Building a voice that feels human

How we approached voice synthesis to make Sola's calls feel warm, present, and genuinely engaged — and the technical decisions that got us there.

S
Sneha R.
Sola team
Technology

When we started building Sola's voice calls, we knew the standard approach wouldn't work. Off-the-shelf TTS sounds polished but emotionally flat. We needed something different.

The challenge with AI voice is the uncanny valley. Pure neural TTS can hit 95% naturalness — but that last 5% is where it falls apart. A robotic intonation here, a missed beat there, and the illusion breaks.

We took a different path. Instead of optimising purely for naturalness, we optimised for warmth. That meant rewriting our prosody model from scratch, adding per-user voice memory, and shipping a real-time barge-in system that handles interruptions gracefully.

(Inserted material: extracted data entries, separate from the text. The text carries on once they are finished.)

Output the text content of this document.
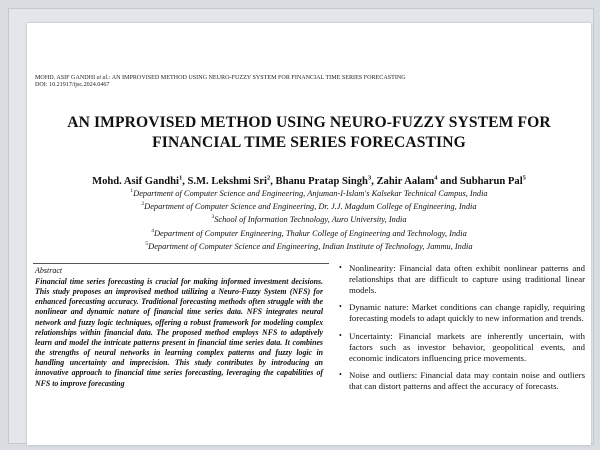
MOHD. ASIF GANDHI et al.: AN IMPROVISED METHOD USING NEURO-FUZZY SYSTEM FOR FINANCIAL TIME SERIES FORECASTING
DOI: 10.21917/ijsc.2024.0467
AN IMPROVISED METHOD USING NEURO-FUZZY SYSTEM FOR FINANCIAL TIME SERIES FORECASTING
Mohd. Asif Gandhi$^1$, S.M. Lekshmi Sri$^2$, Bhanu Pratap Singh$^3$, Zahir Aalam$^4$ and Subharun Pal$^5$
$^1$Department of Computer Science and Engineering, Anjuman-I-Islam's Kalsekar Technical Campus, India
$^2$Department of Computer Science and Engineering, Dr. J.J. Magdum College of Engineering, India
$^3$School of Information Technology, Auro University, India
$^4$Department of Computer Engineering, Thakur College of Engineering and Technology, India
$^5$Department of Computer Science and Engineering, Indian Institute of Technology, Jammu, India
Abstract
Financial time series forecasting is crucial for making informed investment decisions. This study proposes an improvised method utilizing a Neuro-Fuzzy System (NFS) for enhanced forecasting accuracy. Traditional forecasting methods often struggle with the nonlinear and dynamic nature of financial time series data. NFS integrates neural network and fuzzy logic techniques, offering a robust framework for modeling complex relationships within financial data. The proposed method employs NFS to adaptively learn and model the intricate patterns present in financial time series data. It combines the strengths of neural networks in learning complex patterns and fuzzy logic in handling uncertainty and imprecision. This study contributes by introducing an innovative approach to financial time series forecasting, leveraging the capabilities of NFS to improve forecasting
• Nonlinearity: Financial data often exhibit nonlinear patterns and relationships that are difficult to capture using traditional linear models.
• Dynamic nature: Market conditions can change rapidly, requiring forecasting models to adapt quickly to new information and trends.
• Uncertainty: Financial markets are inherently uncertain, with factors such as investor behavior, geopolitical events, and economic indicators influencing price movements.
• Noise and outliers: Financial data may contain noise and outliers that can distort patterns and affect the accuracy of forecasts.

Here's what we learned along the way.

Voice is the highest-bandwidth channel humans have for emotional information. We use micro-pauses, breath, slight pitch variations to signal everything from sarcasm to genuine care. Most TTS systems flatten all of that. We don't.

Sola's voice model is trained on hundreds of hours of human conversation — specifically, conversations between friends. Not customer service calls. Not audiobooks. Conversations where two people actually cared about each other.

The result is something that feels less like an AI talking and more like someone listening.